En otro momento del libro me habría gustado sentirme identificado, ya que me habría gustado que ese “Se ha demostrado que las evaluaciones de los profesores, por ejemplo, no son correlativas al aprendizaje del alumno: a veces, los profesores más populares no son los mejores profesores y aquellos que obtienen peores evaluaciones son, en realidad, mucho más competentes y acaban enseñando muchas más cosas a sus alumnos, según valoraciones objetivas.” se me hubiera podido aplicar en las veces que di clase en la Escuela de Organización Industrial (EOI) y que los alumnos me evaluaron, bastante deficientemente debo decir (lamentablemente la evaluación fue reciproca y empecé suspendiendo a todos ellos, antes de conocer su evaluación, debo añadir) demostrando que ni era popular sino que además no debía de ser buen profesor ya que no aprendieron casi nada (para contar toda la verdad tras suspenderlos a todos, me obligaron a realizar otro examen, preparado para que pudieran aprobar aunque no hubieran aprendido mucho). Si, aquello (lo de la evaluación) me dolió, me hubiera gustado ser un buen profesor, pero parece que carezco de la paciencia suficiente para soportar la estupidez de la media de las personas; eso, o cualquier otra causa. ¿Quién sabe? Es como la duda que se plantea en el libro cuando reflexiona sobre las bandas que tocan en el Hard Rock Café de Macao “Nunca se te hubiera ocurrido pensar como sonarían las Goo Goo Dolls si la cantante tuviese acento chino y la banda no supiese tocar”. Bueno, nunca te lo habrías planteado si no hubieras pasado algunas noches concretas en el Wurlitzer Ballroom, escuchando a bandas que te hacen plantearte dudas igual de existenciales.

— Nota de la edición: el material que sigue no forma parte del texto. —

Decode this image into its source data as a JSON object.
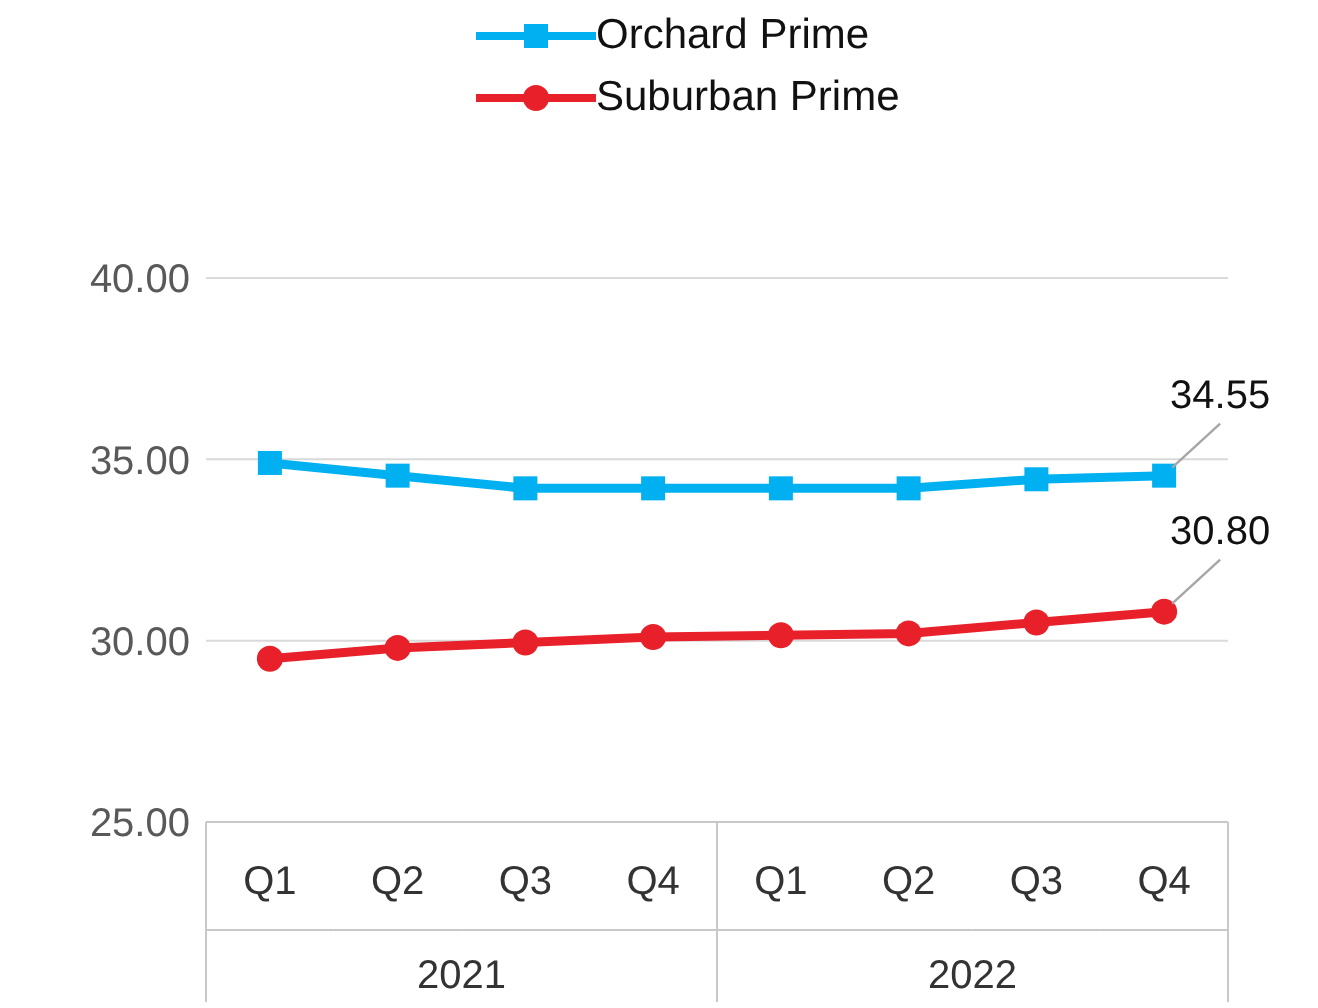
{
  "chart_data": {
    "type": "line",
    "categories": [
      "Q1",
      "Q2",
      "Q3",
      "Q4",
      "Q1",
      "Q2",
      "Q3",
      "Q4"
    ],
    "series": [
      {
        "name": "Orchard Prime",
        "color": "#00b0f0",
        "marker": "square",
        "values": [
          34.9,
          34.55,
          34.2,
          34.2,
          34.2,
          34.2,
          34.45,
          34.55
        ],
        "value_labels": [
          null,
          null,
          null,
          null,
          null,
          null,
          null,
          "34.55"
        ]
      },
      {
        "name": "Suburban Prime",
        "color": "#e8202a",
        "marker": "circle",
        "values": [
          29.5,
          29.8,
          29.95,
          30.1,
          30.15,
          30.2,
          30.5,
          30.8
        ],
        "value_labels": [
          null,
          null,
          null,
          null,
          null,
          null,
          null,
          "30.80"
        ]
      }
    ],
    "ylim": [
      25,
      40
    ],
    "yticks": [
      {
        "value": 25,
        "label": "25.00"
      },
      {
        "value": 30,
        "label": "30.00"
      },
      {
        "value": 35,
        "label": "35.00"
      },
      {
        "value": 40,
        "label": "40.00"
      }
    ],
    "grid": "y",
    "legend": "top",
    "line_style": "solid",
    "annotations": [
      "2021",
      "2022"
    ]
  }
}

Piranesi, fue otra novela que cogí porque tenía un buen recuerdo de la única novela (un tocho de muchas, muchas páginas) de la autora, pero, que ahora, tras la lectura de esta novela corta me hace replantearme la opinión. No es que me haya parecido mala, es que me ha parecido innecesaria; totalmente innecesaria. De verdad, nada bueno puedo decir de ella; salvo que no pienso releerme la primera para revisar mi opinión. Hasta eso me da pereza ahora mismo.

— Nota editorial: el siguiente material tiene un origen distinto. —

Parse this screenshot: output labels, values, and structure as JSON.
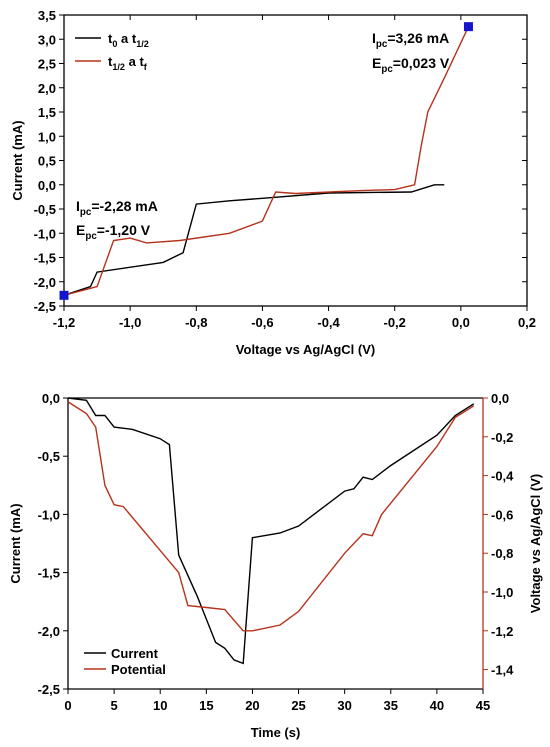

Coger Alguien como tú, no necesita explicación ni justificación: es una novela de Hornby (nombre que me cuesta escribir y al que siempre añado una s, vete a a saber porque) y las novelas de Hornby siempre van sobre relaciones y siempre, casi siempre, son buenas. A veces son mejores, a veces son peores, pero siempre tienen un punto (además, si mi memoria no me engaña – algo a lo que es aficionada – creo que estos post de las lecturas mensuales nacen a imitación de un libro suyo. No, no recuerdo cual, pero me suena que lo comente con el pintor en aquellos, ya lejanos, tiempos en que tomábamos café y charlábamos de cosas). En este el problema de la relación se centra, básicamente, pero entre otras cosas, en la diferencia de edad entre los dos miembros de la pareja (él y ella aclaro ya que últimamente es casi raro el ver parejas heterosexuales en los libros), que además van y son de distinto color. Obviamente esto lo hace un poco más particular que las parejas más normales con la que uno se puede sentir más identificado de otras novelas suyas.

Mi frase favorita es una que casi podría haber pronunciado la presidenta IDA  (de sus iniciales, no de su estado mental) “De modo que esa era la verdadera razón por la que la gente del barrio no iba a las tiendas del barrio, pese a todas las proclamas en sentido contrario: la gente del barrio se acostaba con gente que trabajaba en el barrio y después, cuando la cosa se torcía, les daba demasiada vergüenza volver a aparecer por allí.” ya que está en su línea de virtudes destacables de la capital del reino “como poder hacer tu vida sin encontrarte a tu ex” y que yo no descarto como una reflexión interesante.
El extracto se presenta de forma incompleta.